Segmentation is the technical term for when a vision model looks at an image and picks out parts: “This is a dog, and this is a tree behind the dog,” hopefully, not “This is a tree growing from a dog.” This has been happening for decades, but recently it’s gotten much better and faster, with Segment Anything taking a big step forward.
Part Two of Anything (SA2) This is a natural follow-up in that it applies natively to video and not just still images; although you can, of course, run the first model on each frame of video individually, it’s not the most efficient workflow.
“Scientists use these things to study coral reefs and habitats and things like that,” Zuckerberg said in a conversation with Nvidia CEO Jensen Huang. “But being able to do that in video and really capture it and tell it what you want is really cool.”
Video processing, of course, requires more computation, which is a testament to the progress made across the industry in how efficiently SA2 can operate without bringing down a data center. Of course, this model is still large and requires powerful hardware to operate, but fast, flexible sharding would have been virtually impossible even a year ago.
The model, like the first one, will be open and free to use, and there’s no word on a hosted version, something AI companies sometimes offer. But there is a free trial.
Naturally, such a model would require a massive amount of data to train, and Meta has also released a large, annotated database of 50,000 videos that it created specifically for this purpose. In the paper describing SA2, another database of over 100,000 “internally available” videos was also used for training, and this one is not publicly available — I’ve asked Meta for more information about what it is and why it hasn’t been made public. (We believe it’s drawn from public Instagram and Facebook profiles.)
Meta has been a leader in “open” AI for several years, though in fact (as Zuckerberg noted in the conversation) it has been doing it for a long time, using tools like PyTorch.
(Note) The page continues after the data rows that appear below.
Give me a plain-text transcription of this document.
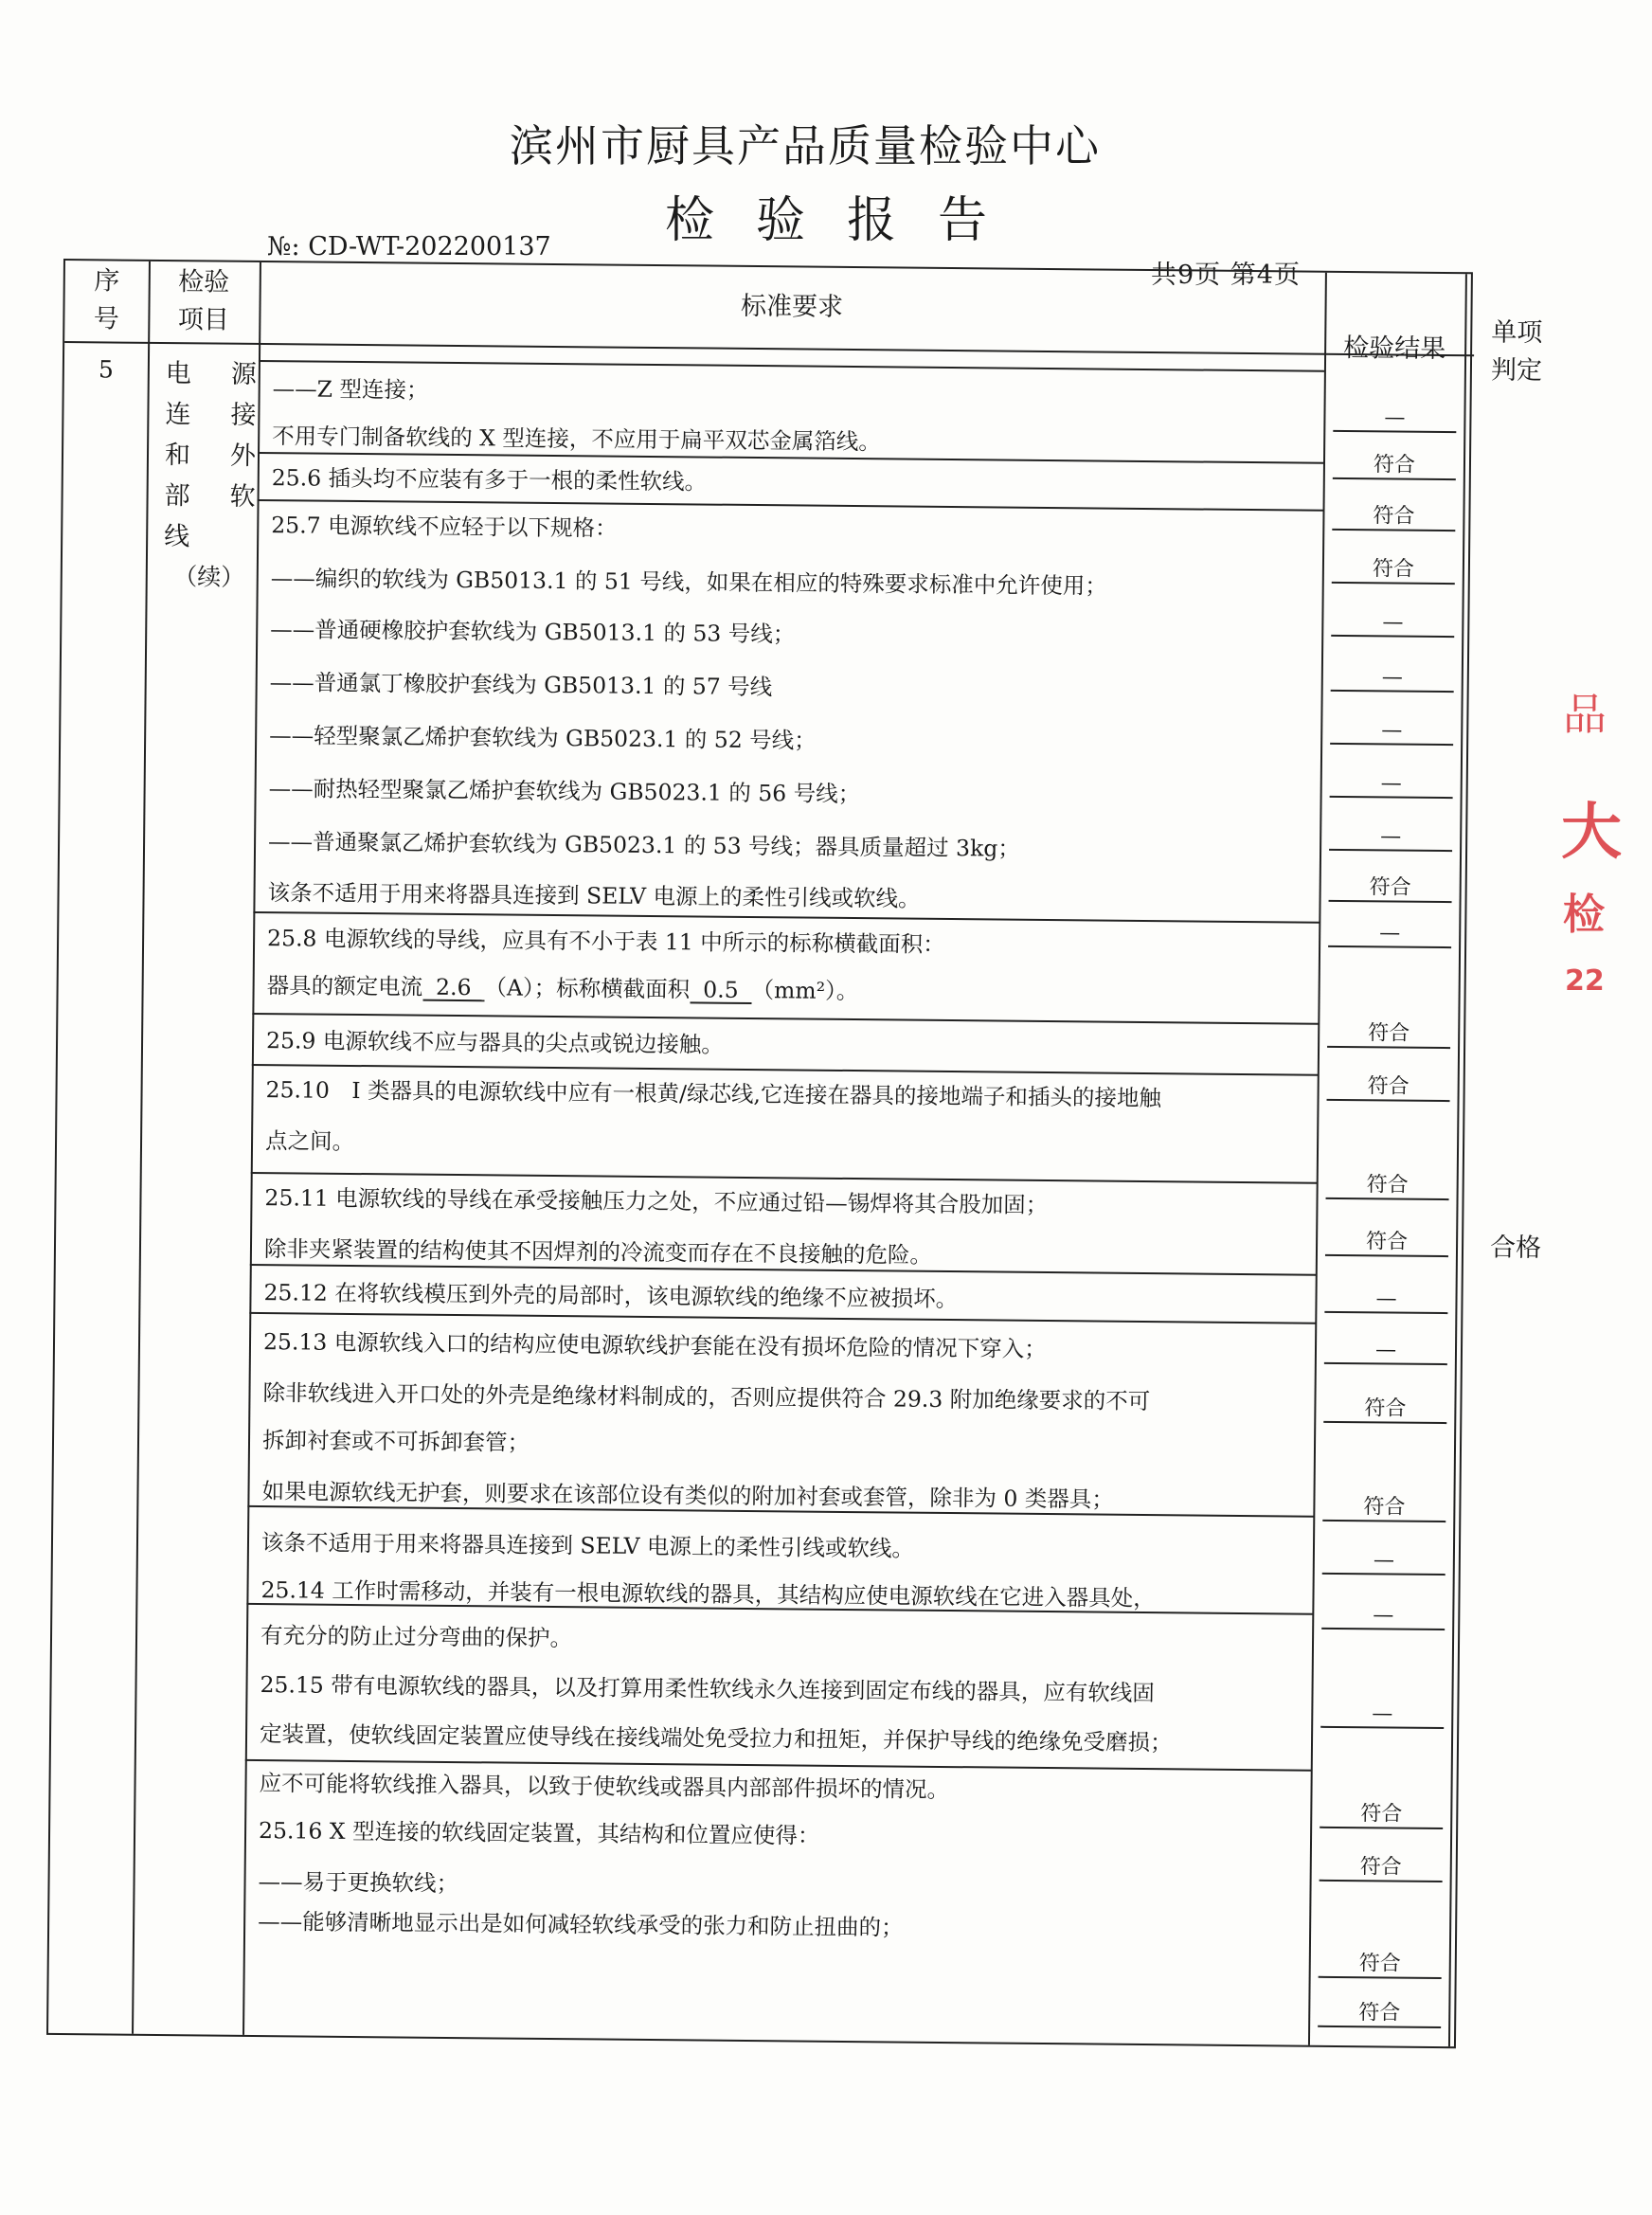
滨州市厨具产品质量检验中心
检验报告
№: CD-WT-202200137
共9页 第4页
序
号
检验
项目	标准要求
检验结果
单项
判定
5	电 源
连 接
和 外
部 软
线
（续）
——Z 型连接；
不用专门制备软线的 X 型连接，不应用于扁平双芯金属箔线。
25.6 插头均不应装有多于一根的柔性软线。
25.7 电源软线不应轻于以下规格：
——编织的软线为 GB5013.1 的 51 号线，如果在相应的特殊要求标准中允许使用；
——普通硬橡胶护套软线为 GB5013.1 的 53 号线；
——普通氯丁橡胶护套线为 GB5013.1 的 57 号线
——轻型聚氯乙烯护套软线为 GB5023.1 的 52 号线；
——耐热轻型聚氯乙烯护套软线为 GB5023.1 的 56 号线；
——普通聚氯乙烯护套软线为 GB5023.1 的 53 号线；器具质量超过 3kg；
该条不适用于用来将器具连接到 SELV 电源上的柔性引线或软线。
25.8 电源软线的导线，应具有不小于表 11 中所示的标称横截面积：
器具的额定电流 2.6 （A）；标称横截面积 0.5 （mm²）。
25.9 电源软线不应与器具的尖点或锐边接触。
25.10　I 类器具的电源软线中应有一根黄/绿芯线,它连接在器具的接地端子和插头的接地触
点之间。
25.11 电源软线的导线在承受接触压力之处，不应通过铅—锡焊将其合股加固；
除非夹紧装置的结构使其不因焊剂的冷流变而存在不良接触的危险。
25.12 在将软线模压到外壳的局部时，该电源软线的绝缘不应被损坏。
25.13 电源软线入口的结构应使电源软线护套能在没有损坏危险的情况下穿入；
除非软线进入开口处的外壳是绝缘材料制成的，否则应提供符合 29.3 附加绝缘要求的不可
拆卸衬套或不可拆卸套管；
如果电源软线无护套，则要求在该部位设有类似的附加衬套或套管，除非为 0 类器具；
该条不适用于用来将器具连接到 SELV 电源上的柔性引线或软线。
25.14 工作时需移动，并装有一根电源软线的器具，其结构应使电源软线在它进入器具处，
有充分的防止过分弯曲的保护。
25.15 带有电源软线的器具，以及打算用柔性软线永久连接到固定布线的器具，应有软线固
定装置，使软线固定装置应使导线在接线端处免受拉力和扭矩，并保护导线的绝缘免受磨损；
应不可能将软线推入器具，以致于使软线或器具内部部件损坏的情况。
25.16 X 型连接的软线固定装置，其结构和位置应使得：
——易于更换软线；
——能够清晰地显示出是如何减轻软线承受的张力和防止扭曲的；
—
符合
符合
符合
—
—
—
—
—
符合
—
符合
符合
符合
符合
—
—
符合
符合
—
—
—
符合
符合
符合
符合
合格
品
大
检
22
But more recently, LLaMa, Segment Anything, and a few other models it has released for free have become a relatively accessible barrier to AI performance in those areas, though their “openness” is a matter of debate.
Zuckerberg noted that the openness isn’t entirely out of the goodness of their hearts at Meta, but that doesn’t mean their intentions aren’t pure:
“This isn’t just a piece of software that you can build — you need an ecosystem around it. This software wouldn’t work nearly as well if we didn’t open source it, right? We’re not doing this because we’re altruistic, although I think that would be good for the ecosystem — we’re doing it because we think it will make the thing we’re building better.”
It will certainly be put to good use, however. Visit GitHub here.